Liz Bird, 1958-2010

August 19, 2010

A leading expert on teacher training who made a significant contribution to the development of the profession in Africa has died.

Liz Bird was born in Reading on 20 April 1958 and educated at the Abbey School before attending the University of Cambridge to read natural sciences.

She stayed on at Cambridge to do a postgraduate certificate in education and then to work as a teacher of science and physics.

At this point, however, she branched out and spent most of the period from 1983 to 1989 in Africa, first in Sudan and then at several schools in Botswana. She eventually became head of science at a school there and then served as an examiner for the country's Ministry of Education.

Returning to Britain, Ms Bird studied for an MEd at the University of Leeds and continued teaching science in schools and a sixth-form college in Hampshire and Bedfordshire, taking a career break from 1993 to 1997 to bring up her children.

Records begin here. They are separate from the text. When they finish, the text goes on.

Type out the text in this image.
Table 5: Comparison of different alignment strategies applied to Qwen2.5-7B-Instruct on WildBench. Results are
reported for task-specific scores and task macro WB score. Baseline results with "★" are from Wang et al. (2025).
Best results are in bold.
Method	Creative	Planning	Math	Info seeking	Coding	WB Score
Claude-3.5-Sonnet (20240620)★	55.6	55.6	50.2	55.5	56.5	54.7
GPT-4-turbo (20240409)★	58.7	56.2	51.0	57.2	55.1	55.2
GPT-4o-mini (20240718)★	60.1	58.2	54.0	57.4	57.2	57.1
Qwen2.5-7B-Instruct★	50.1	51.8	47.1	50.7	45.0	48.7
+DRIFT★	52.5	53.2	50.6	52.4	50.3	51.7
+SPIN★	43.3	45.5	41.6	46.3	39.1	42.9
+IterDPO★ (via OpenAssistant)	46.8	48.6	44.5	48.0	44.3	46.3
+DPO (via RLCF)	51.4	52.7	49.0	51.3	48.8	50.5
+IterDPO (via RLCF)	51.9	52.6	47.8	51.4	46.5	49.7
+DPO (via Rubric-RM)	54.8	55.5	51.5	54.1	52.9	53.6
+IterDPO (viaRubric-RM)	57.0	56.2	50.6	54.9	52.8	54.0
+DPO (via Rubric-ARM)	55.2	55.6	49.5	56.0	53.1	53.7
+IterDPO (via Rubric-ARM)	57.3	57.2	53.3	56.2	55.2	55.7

In 1998, she secured a post as research assistant at The Open University, where she was to remain for the rest of her life. Within 10 years of taking up the post, she became head of the department of education.

She also embarked on a PhD on "mature entrants to teaching". Although Ms Bird did not live to complete her doctoral thesis, she was widely acknowledged as one of Britain's leading authorities on the crucial topic of teacher supply, and why some who qualify as teachers never take up the profession. She presented her findings to both the General Teaching Council and what is now the Training and Development Agency for Schools.

Her early work in Africa also led Ms Bird to become involved in The Open University's Teacher Education in Sub-Saharan Africa (Tessa) programme, which won a Queen's Award for Higher Education. As well as returning to Sudan, she worked with Iraqi teachers in both Jordan and Milton Keynes.

Frank Banks, professor of teacher education at The Open University, described Ms Bird as "industrious and detailed in administration but also very good at dealing with individuals".

He said: "She was always laughing, but very spiritual, and a woman of tremendous integrity who could be an inspirational speaker. She was an excellent teacher of teachers. There were many moving tributes from Africans who had been involved in the Tessa project and saw her death as a personal more than professional loss. Some spoke of her as a tree fallen."

Ms Bird was killed in a car crash on 10 July 2010. She is survived by her husband, Mike, two sons and a daughter.